9th August, 1917: Last Monday, an ambulance-van drove up with three wounded women soldiers. We were told that they belonged to the Bachkarova Women's Death Battalion. We had not heard the full name before, but we instantly guessed that it was the small army of women recruited in Russia by the Siberian women soldier, Yasha Bachkarova. Naturally we were all very impatient to have news of this remarkable battalion, but the women were sadly shocked and we refrained from questioning them until they had rested. The van driver was not very helpful but he did know that the battalion had been cut up by the enemy and had retreated.

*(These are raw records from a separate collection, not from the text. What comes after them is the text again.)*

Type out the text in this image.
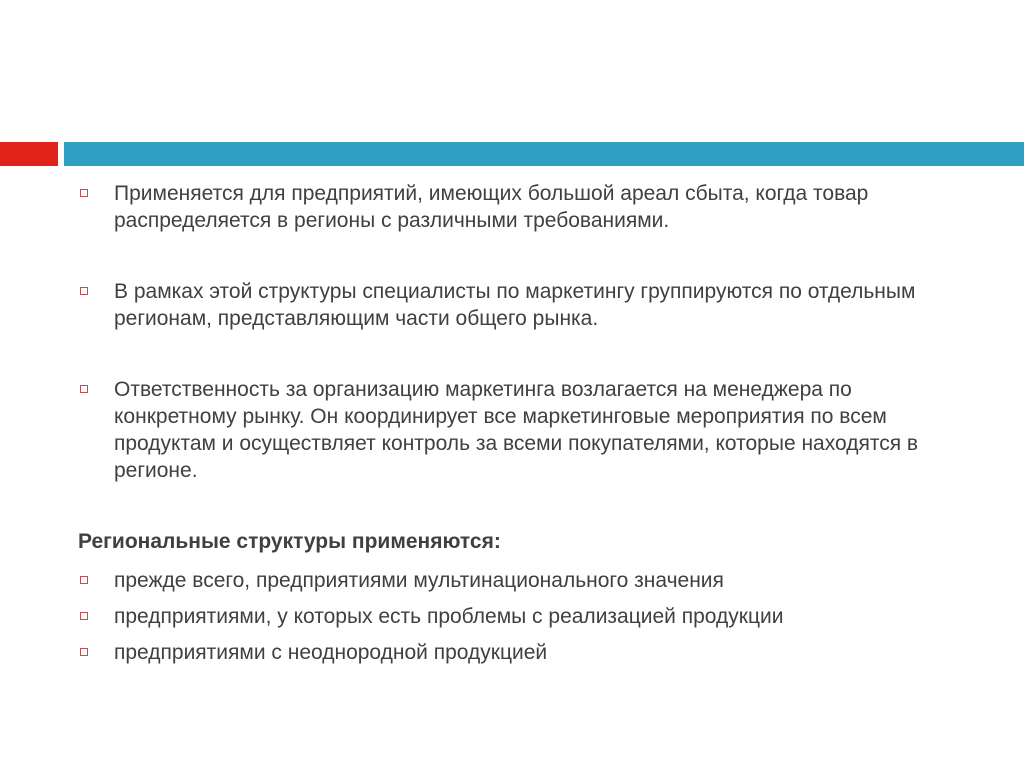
Применяется для предприятий, имеющих большой ареал сбыта, когда товар распределяется в регионы с различными требованиями.
В рамках этой структуры специалисты по маркетингу группируются по отдельным регионам, представляющим части общего рынка.
Ответственность за организацию маркетинга возлагается на менеджера по конкретному рынку. Он координирует все маркетинговые мероприятия по всем продуктам и осуществляет контроль за всеми покупателями, которые находятся в регионе.
Региональные структуры применяются:
прежде всего, предприятиями мультинационального значения
предприятиями, у которых есть проблемы с реализацией продукции
предприятиями с неоднородной продукцией
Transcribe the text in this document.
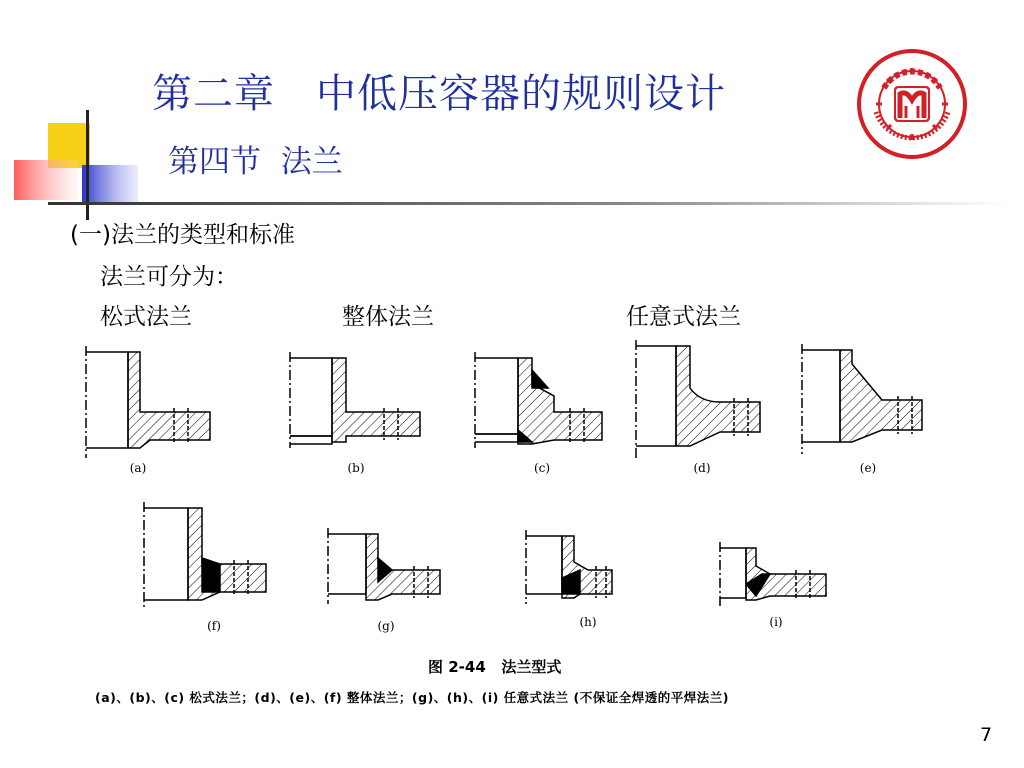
第二章　中低压容器的规则设计
第四节  法兰
(一)法兰的类型和标准
法兰可分为：
松式法兰	整体法兰	任意式法兰
(a)	(b)	(c)	(d)	(e)
(f)	(g)	(h)	(i)
图 2-44   法兰型式
(a)、(b)、(c) 松式法兰；(d)、(e)、(f) 整体法兰；(g)、(h)、(i) 任意式法兰 (不保证全焊透的平焊法兰)
7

13th August, 1917: At dinner we heard more of the Women's Death Battalion. It was true; Bachkarova had brought her small battalion down south of the Austrian Front, and they had manned part of the trenches which had been abandoned by the Russian Infantry. The size of the Battalion had considerably decreased since the first weeks of recruitment, when some 2000 women and girls had rallied to the call of their leader. Many of them, painted and powdered, had joined the Battalion as an exciting and romantic adventure; she loudly condemned their behaviour and demanded iron discipline. Gradually the patriotic enthusiasm had spent itself; the 2000 slowly dwindled to 250. In honour to those women volunteers, it was recorded that they did go into the attack; they did go "over the top". But not all of them. Some remained in the trenches, fainting and hysterical; others ran or crawled back to the rear.